There will always be that one glorious dish that is near and dear to your heart, a food that is synonymous with satisfaction and perfection. We asked our friends in the food and editorial world to write #FoodOdes to the dishes that they love. Here, an ode to Alla Spina’s North Philly Sausage Cheesesteak, from Food52 managing editor Brette Warshaw (@BstarWarshaw).
Cheesesteaks, as a college student in Philadelphia, were my guilty foods.
They were not my guilty pleasure foods, like cookies and ice cream and French fries and cake, the things that make me feel good and warm and fuzzy because I love them so much. No. They were the foods that I turned to at 3am when everything else was closed, the things whose wrappers and cardboard-y ends I’d find in my trash and sigh.

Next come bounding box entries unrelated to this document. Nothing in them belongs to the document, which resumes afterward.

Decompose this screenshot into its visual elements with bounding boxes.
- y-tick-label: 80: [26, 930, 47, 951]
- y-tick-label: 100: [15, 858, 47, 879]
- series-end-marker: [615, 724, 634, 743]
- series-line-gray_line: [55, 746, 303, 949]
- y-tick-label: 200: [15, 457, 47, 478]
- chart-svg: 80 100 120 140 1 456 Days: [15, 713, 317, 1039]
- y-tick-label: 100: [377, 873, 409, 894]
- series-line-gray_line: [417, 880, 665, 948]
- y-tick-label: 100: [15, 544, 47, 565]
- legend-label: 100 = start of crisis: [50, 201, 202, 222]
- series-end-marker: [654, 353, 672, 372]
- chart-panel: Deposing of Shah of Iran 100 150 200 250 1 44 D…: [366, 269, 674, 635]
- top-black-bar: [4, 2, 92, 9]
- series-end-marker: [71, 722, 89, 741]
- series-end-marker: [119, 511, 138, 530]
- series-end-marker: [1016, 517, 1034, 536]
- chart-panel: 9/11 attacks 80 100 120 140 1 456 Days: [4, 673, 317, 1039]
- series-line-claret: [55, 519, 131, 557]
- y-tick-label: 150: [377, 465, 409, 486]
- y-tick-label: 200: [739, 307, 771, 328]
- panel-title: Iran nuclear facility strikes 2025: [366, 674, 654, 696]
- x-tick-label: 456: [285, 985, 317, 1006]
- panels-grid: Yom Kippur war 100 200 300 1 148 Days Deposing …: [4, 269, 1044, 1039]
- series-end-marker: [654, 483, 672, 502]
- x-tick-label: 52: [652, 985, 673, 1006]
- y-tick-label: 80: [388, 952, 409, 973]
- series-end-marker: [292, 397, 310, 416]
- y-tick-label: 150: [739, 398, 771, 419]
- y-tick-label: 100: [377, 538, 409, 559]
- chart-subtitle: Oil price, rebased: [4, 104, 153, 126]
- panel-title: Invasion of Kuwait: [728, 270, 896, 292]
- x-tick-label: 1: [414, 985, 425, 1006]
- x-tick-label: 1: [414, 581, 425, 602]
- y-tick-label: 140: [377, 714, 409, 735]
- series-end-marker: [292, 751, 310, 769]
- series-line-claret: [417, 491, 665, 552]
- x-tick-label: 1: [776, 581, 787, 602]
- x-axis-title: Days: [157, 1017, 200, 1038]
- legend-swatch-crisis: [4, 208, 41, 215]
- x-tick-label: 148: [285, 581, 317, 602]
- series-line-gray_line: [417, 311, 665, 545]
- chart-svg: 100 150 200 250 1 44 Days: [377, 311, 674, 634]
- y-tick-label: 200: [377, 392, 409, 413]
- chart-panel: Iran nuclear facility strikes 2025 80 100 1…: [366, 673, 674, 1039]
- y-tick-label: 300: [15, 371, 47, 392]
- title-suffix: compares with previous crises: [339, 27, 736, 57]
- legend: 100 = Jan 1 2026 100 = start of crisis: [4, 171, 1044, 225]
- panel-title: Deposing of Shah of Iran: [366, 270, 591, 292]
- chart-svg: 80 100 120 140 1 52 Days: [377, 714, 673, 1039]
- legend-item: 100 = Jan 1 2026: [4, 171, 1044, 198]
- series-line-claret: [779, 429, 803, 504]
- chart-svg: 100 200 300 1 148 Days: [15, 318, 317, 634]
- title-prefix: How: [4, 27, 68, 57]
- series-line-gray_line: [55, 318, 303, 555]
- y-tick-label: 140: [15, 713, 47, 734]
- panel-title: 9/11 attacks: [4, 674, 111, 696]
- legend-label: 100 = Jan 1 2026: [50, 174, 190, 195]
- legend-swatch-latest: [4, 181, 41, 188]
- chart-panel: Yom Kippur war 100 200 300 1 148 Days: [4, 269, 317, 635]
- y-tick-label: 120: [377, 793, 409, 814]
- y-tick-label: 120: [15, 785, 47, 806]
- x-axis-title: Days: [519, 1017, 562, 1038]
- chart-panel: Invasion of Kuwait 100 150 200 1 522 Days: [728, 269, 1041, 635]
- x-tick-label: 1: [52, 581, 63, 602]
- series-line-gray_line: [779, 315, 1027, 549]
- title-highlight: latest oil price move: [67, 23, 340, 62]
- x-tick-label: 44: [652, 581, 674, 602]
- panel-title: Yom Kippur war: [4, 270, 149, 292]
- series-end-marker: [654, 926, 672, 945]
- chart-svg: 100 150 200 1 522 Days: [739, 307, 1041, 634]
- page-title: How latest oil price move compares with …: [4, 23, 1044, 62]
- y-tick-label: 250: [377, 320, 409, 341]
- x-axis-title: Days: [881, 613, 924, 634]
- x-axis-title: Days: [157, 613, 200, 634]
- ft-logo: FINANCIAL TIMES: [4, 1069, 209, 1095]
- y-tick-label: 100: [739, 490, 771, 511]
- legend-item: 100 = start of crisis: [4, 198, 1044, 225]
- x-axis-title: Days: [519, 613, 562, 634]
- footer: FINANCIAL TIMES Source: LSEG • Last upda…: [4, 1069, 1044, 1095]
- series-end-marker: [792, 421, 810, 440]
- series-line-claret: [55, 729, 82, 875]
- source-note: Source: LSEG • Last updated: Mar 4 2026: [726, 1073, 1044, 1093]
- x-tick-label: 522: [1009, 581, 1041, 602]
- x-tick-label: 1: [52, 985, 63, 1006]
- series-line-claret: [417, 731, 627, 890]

They were the things I’d never order at 8pm on a Monday night while dining alone at my favorite restaurant in Philadelphia.
Yes, that restaurant was Alla Spina, a restaurant known for its mortadella hot dogs and beer and double-decker burgers and guinea hen poutine. But that night, I was being ladylike; I was being dainty. I was drinking white wine and eating salad. I was slowly working my way through a dozen oysters. I was reading a book called Oedipus and the Devil, and I was feeling wonderfully, proudly, like an adult.
That was before the cheesesteak came.
I had eaten at Alla Spina enough for the staff to know that I always ordered a homemade choco-taco to go, that I always asked the bartenders embarrassingly blunt questions (“Are you single?”) when I had too many drinks, and that I really, really liked food. So they sent it over. The manager shoved my oyster platter and salad plate and wine glass out of the way—I was taking up lots of real estate at this point—and he put the North Philly Sausage Cheesesteak in front of me.
Everything melts together and you’ve got this fatty-cheesey-salty-crunchy-gooey-oh-my-god-I-can’t-handle-this thing.
This thing in front of me was house-made black pepper sausage—no casing—seared and chopped up on the plancha, piled into a pretzel roll (also house made), and then topped with caramelized onions and a “spicy beer cheese” made with cream cheese, asiago, cayenne, and Allagash White.
At this point—exactly one year later—I’ve heard that description more than twenty times, because each time I ask, How do you make this again? I can never pay attention. I stop listening halfway through and I nod and I smile, and then my eyes glaze over because I can only think of the sandwich in front of me and the fact that it’s there and not in my hands and that I’m not eating it at that very second.
Honestly, it doesn’t even matter what’s in it, or what’s in the sausage, or how the they make that beer cheese, because when you’re eating it, everything melts together and you’ve got this fatty-cheesey-salty-crunchy-gooey-oh-my-god-I-can’t-handle-this thing that’s about to be gone and oh, then it’s gone, and the barbecue chips on the side are all that’s left, and then wait—there’s a sausage-y drip over there that you can swipe up with the edge of your last chip, and then oh-my-god-noooo it’s really over.
So when people ask what I miss most about Philly—which is often, since I moved to New York one month ago—I roll my eyes, get over myself, and reply with the most quintessential of answers: “The cheesesteak.”